As thousands of newly elected state legislators across the country are making arrangements for new offices, discussing transition plans and preparing to be sworn in, one newcomer to the West Virginia House of Delegates is also postponing her college classes until the fall.
Saira Blair, a Republican who ran a large part of her campaign out of her dorm room at the University of West Virginia, was elected Tuesday to represent the 59th district of roughly 18,000 people in the state’s eastern panhandle, about 90 minutes from Washington, D.C. When she takes her oath of office in January, the 18-year-old college freshman will become the youngest state lawmaker in the country, according to the National Conference of State Legislatures.
Blair, whose father Craig is a state senator in West Virginia, ran on a conservative platform of anti-abortion, pro-gun and anti-gay marriage views. According to her campaign website, she also supports voter ID laws and promises to work to repeal a law that has produced unusually high gas taxes in the state.

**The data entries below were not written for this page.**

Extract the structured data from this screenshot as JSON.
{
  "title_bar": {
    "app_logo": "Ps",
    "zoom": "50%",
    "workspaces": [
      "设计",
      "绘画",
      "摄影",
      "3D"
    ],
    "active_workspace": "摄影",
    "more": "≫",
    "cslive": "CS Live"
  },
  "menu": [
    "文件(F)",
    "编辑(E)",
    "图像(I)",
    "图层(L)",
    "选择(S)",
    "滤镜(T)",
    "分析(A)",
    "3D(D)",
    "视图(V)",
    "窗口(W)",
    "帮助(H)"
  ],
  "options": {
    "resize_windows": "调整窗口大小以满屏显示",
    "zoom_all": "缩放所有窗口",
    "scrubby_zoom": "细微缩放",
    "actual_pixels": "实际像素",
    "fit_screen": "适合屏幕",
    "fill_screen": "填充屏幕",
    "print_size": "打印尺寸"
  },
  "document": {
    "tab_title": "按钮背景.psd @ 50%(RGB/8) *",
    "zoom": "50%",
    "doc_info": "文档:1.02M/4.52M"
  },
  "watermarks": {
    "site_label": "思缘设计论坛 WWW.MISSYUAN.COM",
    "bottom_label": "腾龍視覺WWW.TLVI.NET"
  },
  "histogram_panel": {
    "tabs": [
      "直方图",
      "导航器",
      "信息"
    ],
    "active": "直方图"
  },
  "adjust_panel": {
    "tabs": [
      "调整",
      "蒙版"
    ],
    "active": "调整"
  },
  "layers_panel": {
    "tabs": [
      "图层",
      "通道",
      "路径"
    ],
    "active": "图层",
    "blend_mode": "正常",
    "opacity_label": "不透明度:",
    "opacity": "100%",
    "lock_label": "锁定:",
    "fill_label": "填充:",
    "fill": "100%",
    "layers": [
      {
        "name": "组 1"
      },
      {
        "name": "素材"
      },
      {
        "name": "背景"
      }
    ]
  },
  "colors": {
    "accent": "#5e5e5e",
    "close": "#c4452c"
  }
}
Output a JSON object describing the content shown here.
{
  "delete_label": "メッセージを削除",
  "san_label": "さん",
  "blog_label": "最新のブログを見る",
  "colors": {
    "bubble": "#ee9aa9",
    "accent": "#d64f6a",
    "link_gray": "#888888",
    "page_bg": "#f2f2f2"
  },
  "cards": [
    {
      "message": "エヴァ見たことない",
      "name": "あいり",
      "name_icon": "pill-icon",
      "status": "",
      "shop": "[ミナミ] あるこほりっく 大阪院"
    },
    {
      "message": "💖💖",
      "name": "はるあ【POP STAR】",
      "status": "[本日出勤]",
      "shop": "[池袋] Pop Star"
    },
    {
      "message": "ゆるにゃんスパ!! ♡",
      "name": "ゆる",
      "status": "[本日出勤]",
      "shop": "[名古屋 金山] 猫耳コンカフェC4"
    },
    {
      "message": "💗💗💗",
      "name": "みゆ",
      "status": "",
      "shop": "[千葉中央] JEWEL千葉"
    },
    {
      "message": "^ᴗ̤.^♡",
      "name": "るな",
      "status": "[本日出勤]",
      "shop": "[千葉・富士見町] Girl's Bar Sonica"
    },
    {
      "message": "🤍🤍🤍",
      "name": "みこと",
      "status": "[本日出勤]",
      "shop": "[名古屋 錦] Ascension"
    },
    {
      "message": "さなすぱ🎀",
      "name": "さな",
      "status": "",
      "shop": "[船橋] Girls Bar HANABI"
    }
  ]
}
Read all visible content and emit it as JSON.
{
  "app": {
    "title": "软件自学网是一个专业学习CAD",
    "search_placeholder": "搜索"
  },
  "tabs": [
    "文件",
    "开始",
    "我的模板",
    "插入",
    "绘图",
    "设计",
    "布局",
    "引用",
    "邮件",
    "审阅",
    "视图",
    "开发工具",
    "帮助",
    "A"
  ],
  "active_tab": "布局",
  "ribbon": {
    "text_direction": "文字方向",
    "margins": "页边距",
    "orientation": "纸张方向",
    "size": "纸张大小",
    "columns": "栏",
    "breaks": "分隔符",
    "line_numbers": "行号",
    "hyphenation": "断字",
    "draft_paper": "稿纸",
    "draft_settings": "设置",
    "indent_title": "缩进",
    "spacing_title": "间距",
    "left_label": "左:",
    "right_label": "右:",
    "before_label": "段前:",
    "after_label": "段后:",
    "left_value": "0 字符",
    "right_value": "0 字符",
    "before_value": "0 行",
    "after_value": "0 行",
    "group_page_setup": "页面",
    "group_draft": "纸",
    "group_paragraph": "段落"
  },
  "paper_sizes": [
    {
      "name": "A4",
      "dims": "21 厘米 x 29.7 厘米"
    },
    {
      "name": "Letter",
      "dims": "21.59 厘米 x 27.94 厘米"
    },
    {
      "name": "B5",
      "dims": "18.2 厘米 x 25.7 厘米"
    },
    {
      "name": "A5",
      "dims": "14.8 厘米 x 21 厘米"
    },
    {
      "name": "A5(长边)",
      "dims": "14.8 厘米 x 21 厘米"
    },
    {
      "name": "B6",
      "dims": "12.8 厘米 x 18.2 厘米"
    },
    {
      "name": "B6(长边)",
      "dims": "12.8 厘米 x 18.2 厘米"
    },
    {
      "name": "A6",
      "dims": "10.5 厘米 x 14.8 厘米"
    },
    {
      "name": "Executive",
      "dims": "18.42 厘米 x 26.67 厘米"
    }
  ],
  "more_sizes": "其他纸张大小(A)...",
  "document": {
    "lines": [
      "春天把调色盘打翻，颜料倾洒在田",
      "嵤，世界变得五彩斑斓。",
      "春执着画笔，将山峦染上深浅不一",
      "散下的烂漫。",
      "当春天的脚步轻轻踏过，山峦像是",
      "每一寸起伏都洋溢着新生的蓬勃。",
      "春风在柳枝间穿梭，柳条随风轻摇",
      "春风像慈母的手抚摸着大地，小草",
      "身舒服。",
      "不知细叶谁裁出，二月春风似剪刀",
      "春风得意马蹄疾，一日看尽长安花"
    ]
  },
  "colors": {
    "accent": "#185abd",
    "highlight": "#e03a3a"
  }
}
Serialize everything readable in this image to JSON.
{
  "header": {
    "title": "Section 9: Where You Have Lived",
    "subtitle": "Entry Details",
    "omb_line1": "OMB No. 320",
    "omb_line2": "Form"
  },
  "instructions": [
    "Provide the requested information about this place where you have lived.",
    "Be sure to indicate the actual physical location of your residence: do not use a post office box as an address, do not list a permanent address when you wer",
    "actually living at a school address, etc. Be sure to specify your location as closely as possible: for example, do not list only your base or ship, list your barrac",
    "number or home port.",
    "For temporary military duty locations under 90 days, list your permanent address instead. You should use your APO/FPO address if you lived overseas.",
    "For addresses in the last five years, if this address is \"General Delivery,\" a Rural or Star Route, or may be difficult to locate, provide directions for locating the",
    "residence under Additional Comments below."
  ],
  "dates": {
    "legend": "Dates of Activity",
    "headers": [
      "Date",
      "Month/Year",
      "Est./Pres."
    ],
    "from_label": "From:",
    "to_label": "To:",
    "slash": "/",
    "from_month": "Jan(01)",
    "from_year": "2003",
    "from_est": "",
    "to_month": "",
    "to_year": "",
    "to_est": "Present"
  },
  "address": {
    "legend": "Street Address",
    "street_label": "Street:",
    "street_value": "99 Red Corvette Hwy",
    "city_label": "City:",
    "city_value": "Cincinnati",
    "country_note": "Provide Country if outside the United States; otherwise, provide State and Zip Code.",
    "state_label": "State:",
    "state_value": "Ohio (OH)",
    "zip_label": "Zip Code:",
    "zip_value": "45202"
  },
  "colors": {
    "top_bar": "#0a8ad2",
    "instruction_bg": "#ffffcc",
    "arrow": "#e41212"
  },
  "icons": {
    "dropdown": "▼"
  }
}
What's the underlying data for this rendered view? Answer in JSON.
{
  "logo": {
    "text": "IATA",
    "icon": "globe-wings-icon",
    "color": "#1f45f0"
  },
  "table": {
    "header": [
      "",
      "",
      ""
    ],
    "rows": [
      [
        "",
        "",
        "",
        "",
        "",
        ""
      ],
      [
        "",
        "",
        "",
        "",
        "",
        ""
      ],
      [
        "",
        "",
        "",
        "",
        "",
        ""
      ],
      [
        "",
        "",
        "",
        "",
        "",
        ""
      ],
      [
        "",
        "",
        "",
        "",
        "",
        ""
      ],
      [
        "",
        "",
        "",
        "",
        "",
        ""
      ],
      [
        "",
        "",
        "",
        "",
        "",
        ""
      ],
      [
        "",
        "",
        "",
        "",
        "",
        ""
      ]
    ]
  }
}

In a post on her Facebook page, Blair said her election signifies a message that “the path to prosperity and success is rooted in conservative values and principles.”
Blair collected 63 percent of the vote in her district, easily dispatching Democrat Layne Diehl, a 44-year-old attorney from Martinsburg. Diehl called Blair Tuesday night to congratulate her on running a good campaign.
“I’m very proud of the race that was run on both sides,” Diehl told the Associated Press. “Quite frankly, a 17- or 18-year-old young woman that has put herself out there and won a political campaign has certainly brought some positive press to the state. I look forward to seeing what her leadership brings to the state of West Virginia.”
According to NCSL research, there are more than 7,000 state legislators in the United States, and fewer than five percent of them are under the age of 30. Thanks to two unusual laws in West Virginia -- one preventing 17-year-olds from voting even if they turn 18 before Election Day and the other allowing residents to run for statewide office before turning 21 -- Blair, who turned 18 in July, wasn’t eligible to vote for herself in a primary election earlier this year.
In that primary, she unseated a two-term Republican. She told the Wall Street Journal that she promoted her youth as an asset during the fall campaign, saying the voices of younger voters should be heard more clearly in the state capitol. She also contributed nearly $4,000 of her own money to her campaign.
“People should know I have some skin in the game,” she said recently. “I want voters to know I was serious.”